Tuesday, September 30, 2014

Toulmin Method

I want to discuss the Toulmin method briefly here, as ever since I first encountered it (as an undergraduate), I have found it pretty technical and somewhat perplexing. While I understand that it can be useful to break arguments down into technical terms, I also feel this method erases some of the naturalness that can come from framing an argument in a social context. Claims seem simple enough (until they become complicated by other variables). The warrant and the backing can get tricky. From what I gather, the warrant is what would make the data valid.

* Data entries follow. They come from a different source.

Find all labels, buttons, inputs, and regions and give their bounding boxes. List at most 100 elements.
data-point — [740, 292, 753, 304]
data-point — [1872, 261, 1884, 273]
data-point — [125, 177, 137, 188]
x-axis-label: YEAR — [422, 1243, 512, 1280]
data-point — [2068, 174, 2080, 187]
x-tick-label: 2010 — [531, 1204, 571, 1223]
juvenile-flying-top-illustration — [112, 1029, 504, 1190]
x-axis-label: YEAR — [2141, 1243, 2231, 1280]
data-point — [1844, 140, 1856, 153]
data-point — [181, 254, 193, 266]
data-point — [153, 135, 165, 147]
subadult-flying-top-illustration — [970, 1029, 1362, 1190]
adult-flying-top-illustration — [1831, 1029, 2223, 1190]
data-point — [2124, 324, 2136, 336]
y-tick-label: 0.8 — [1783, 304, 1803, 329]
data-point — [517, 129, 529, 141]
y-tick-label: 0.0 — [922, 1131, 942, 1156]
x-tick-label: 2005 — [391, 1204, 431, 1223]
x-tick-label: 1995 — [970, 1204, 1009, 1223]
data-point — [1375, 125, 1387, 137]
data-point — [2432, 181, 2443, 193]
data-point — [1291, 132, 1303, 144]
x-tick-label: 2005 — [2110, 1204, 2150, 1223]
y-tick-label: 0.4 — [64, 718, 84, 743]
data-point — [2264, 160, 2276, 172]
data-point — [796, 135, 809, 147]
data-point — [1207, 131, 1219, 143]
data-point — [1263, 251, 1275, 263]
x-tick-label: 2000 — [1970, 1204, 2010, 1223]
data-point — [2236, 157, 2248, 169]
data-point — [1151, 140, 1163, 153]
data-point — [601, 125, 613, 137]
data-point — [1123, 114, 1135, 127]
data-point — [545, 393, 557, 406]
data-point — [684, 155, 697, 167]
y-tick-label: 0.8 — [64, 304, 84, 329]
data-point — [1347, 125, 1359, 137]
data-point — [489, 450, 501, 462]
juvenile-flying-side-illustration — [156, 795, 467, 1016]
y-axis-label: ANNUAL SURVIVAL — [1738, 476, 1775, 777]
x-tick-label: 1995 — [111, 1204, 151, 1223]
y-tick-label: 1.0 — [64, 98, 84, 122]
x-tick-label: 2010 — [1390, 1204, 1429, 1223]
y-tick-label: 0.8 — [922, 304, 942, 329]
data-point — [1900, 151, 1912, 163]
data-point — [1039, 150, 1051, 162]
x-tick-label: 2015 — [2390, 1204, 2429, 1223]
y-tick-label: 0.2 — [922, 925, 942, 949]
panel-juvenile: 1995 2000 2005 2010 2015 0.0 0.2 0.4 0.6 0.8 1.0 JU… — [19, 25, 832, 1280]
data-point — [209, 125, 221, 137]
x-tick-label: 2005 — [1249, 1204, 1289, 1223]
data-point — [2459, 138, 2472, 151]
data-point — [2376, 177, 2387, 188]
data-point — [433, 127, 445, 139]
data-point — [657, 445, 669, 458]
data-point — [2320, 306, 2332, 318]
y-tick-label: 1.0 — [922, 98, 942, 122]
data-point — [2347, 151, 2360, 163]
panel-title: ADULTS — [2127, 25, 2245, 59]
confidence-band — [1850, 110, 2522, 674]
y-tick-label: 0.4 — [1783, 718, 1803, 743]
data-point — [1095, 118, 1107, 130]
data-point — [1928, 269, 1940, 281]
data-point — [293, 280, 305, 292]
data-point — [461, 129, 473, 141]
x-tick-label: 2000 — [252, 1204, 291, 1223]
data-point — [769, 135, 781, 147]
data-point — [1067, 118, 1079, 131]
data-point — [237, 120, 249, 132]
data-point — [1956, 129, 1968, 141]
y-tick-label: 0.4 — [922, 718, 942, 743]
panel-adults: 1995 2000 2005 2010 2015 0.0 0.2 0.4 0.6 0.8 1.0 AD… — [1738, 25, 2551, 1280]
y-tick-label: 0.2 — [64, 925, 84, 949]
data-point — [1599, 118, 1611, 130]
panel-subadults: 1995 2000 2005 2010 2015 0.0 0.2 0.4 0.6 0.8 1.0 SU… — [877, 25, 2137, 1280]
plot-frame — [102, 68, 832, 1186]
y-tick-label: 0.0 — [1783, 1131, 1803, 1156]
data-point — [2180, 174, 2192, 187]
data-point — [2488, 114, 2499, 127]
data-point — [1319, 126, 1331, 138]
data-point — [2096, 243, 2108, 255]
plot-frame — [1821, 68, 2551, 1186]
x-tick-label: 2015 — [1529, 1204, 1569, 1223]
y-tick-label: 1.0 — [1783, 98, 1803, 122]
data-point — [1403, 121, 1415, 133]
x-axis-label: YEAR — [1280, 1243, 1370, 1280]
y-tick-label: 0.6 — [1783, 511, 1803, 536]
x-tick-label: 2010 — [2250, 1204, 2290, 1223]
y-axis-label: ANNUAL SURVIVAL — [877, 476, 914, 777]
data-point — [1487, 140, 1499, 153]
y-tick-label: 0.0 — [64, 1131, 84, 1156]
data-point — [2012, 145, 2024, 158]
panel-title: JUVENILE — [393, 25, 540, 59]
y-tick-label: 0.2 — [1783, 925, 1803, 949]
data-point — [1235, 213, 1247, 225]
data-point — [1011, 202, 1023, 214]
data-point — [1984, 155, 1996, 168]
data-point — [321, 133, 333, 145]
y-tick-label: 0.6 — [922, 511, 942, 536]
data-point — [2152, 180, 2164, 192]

For example, if I say that Bob is a graduate student, the data supporting this could be his enrollment in graduate courses, and the reason why that data would be valid (the warrant) is enrollment in graduate courses generally means that someone would be a graduate student. If I were to scrutinize that warrant, it could be that perhaps an undergraduate could be enrolled in a graduate course (which was occasionally the case at my previous college). Then I might change the data to, instead of being enrollment in graduate courses, to Bob having been accepted into a graduate program and consequently being enrolled in graduate courses. Even then it could get tricky, as there tend to be outliers that somehow could make a general claim invalid. Words like "always", "never", "without fail" can increase the odds that a claim will be invalidated by something.


I find it easier to use "common sense" than to get hung up on warrants and backing, and to think about how most valid claims can be thought of as generally true, in most scenarios. True, there might be an outlier, but it's safe to say that A or B is often the case, with some exceptions. Thinking about what is "generally true" in a social context can be helpful. As in, "Eating fresh fruits and vegetables is generally healthy." The data: they contain vitamins, minerals, and little processed or no processed food.


Could it be argued that maybe eating fruits and vegetables is not healthy in all cases?  A discussion on pesticides, allergies, and excessive consumption of fruits and vegetables could complicate my claim. Still--it's generally healthy to eat fruits and vegetables, and in American culture, this is an important claim to make, as it's better to promote these foods than other options. Perelman and Olbrechts-Tyteca state, "All language is the language of a community, be this a community bound by biological ties, or by the practice of a common discipline or technique" (513). When I think about claims and warrants and backing existing in community, it becomes slightly more straightforward to think about what generally works as a claim than to get halted by considering all possible exceptions to the claim.